Not our bus, thankfully.
With a day of doing nothing but researching where to go and how to cross the border, you’d have thought Adrian and I had a plan. But before our last sleep in Popyan we were still undecided. We could go to either Pastos or Ipiales on the Colombian side or if we were more adventurous we could head all the way into Ecuador. We decided to see how we felt when we got up the next morning.
The next morning we felt like going to Ipiales. Unlike Pastos it was right on the border and it also had the added attraction of a church that had been built out of rock in a canyon. Nick and Heather were headed towards the border too but they were already gone when we got up so we had no clue if we’d run into them in Ipiales or later on in Ecuador. So we had breakfast and then said our goodbyes to the lovely owners of the lovely hostel and their lovely dog too then headed to the bus station.

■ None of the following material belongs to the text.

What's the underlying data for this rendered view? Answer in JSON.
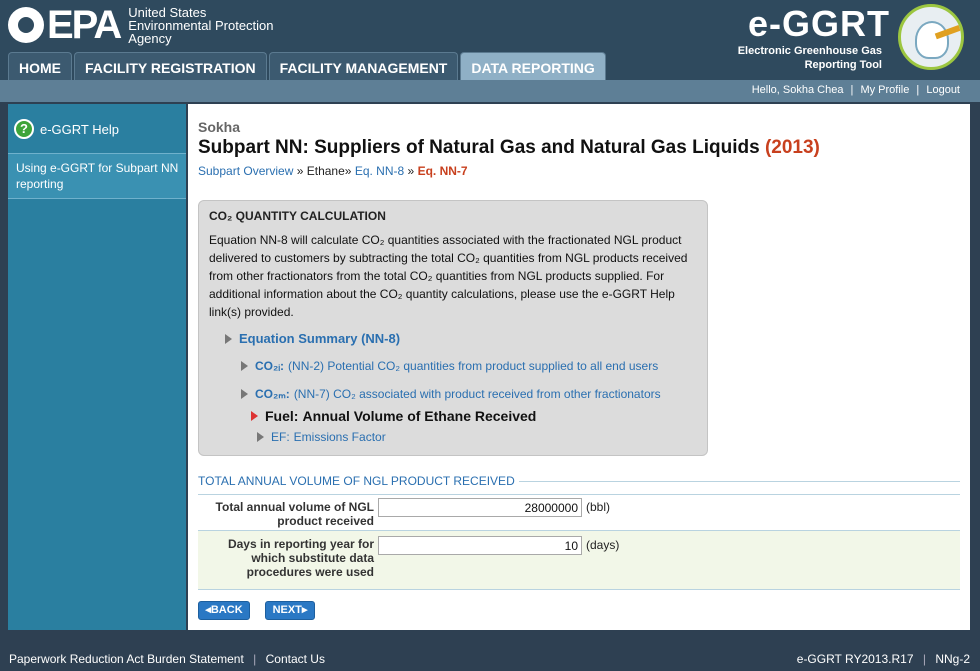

As soon as we entered, we were bombarded with shouts from bus company employees. Ignoring them we eventually found one that was leaving right then and sold us a ticket all the way to Ipiales rather than to just Pastos. It figures just as we were getting used to the chaos of Colombian transportation we were on our way out of the country. The bus got us to Pastos where most of the passengers got off. Adrian and I both went to use the bathroom and lost our seats on the bus while doing so. Rather than kick out the old couple now occupying our seats we grabbed our books and took the two remaining seats at the back. Of course these were also occupied and when the couple came back, the woman gave me a telling off and tried to move us. Luckily her partner, asked another man to change seats so they could sit together elsewhere. Let me tell you, no one tells you off like a Latina. I think my ears are still stinging from that one.
We got into Ipiales just after dark. We had a choice of two hotels: one was the fanciest place in town and the other just across the street was definitely fancy not but it was cheap. Our plan was to tell the taxi driver the name of the cheap one (so he wouldn’t over charge us) and then book into the expensive one. But I forgot this plan when we arrived at the cheap one. Although frayed and worn it was clean and less than half the price of across the street. The cheap one was good and cheap so we didn’t even bother checking out across the street. Ipiales didn’t look particularly happening at night and the restaurant at the fancy hotel looked closed so we settled for the Chinese food place downstairs. We were hoping to catch a break from rice but there was limited selection. While we waited for our chow mein and chicken balls, Adrian stepped outside for a cigarette. When he came back in, Nick and Heather were with him. They were across the street at the fancy hotel. They joined us for dinner but as vegetarians they had even less choice than us. When the food arrived it was a ridiculous amount, mostly due to the fact that our attempts to avoid rice were thwarted. Despite asking for something without rice, our chicken balls and chow mein were each accompanied by a plate piled high with fried rice. Gulp, I felt bad leaving so much food on the table but none of us were interested in the 5 pounds of fried rice.
Tomorrow Nick and Heather were also heading to Ipiales famous church and across the border. So we decided to meet up the next morning for breakfast, share a cab out to the church and then across the border. Hopefully, with four of us we can make it across safely, quickly and cheaply.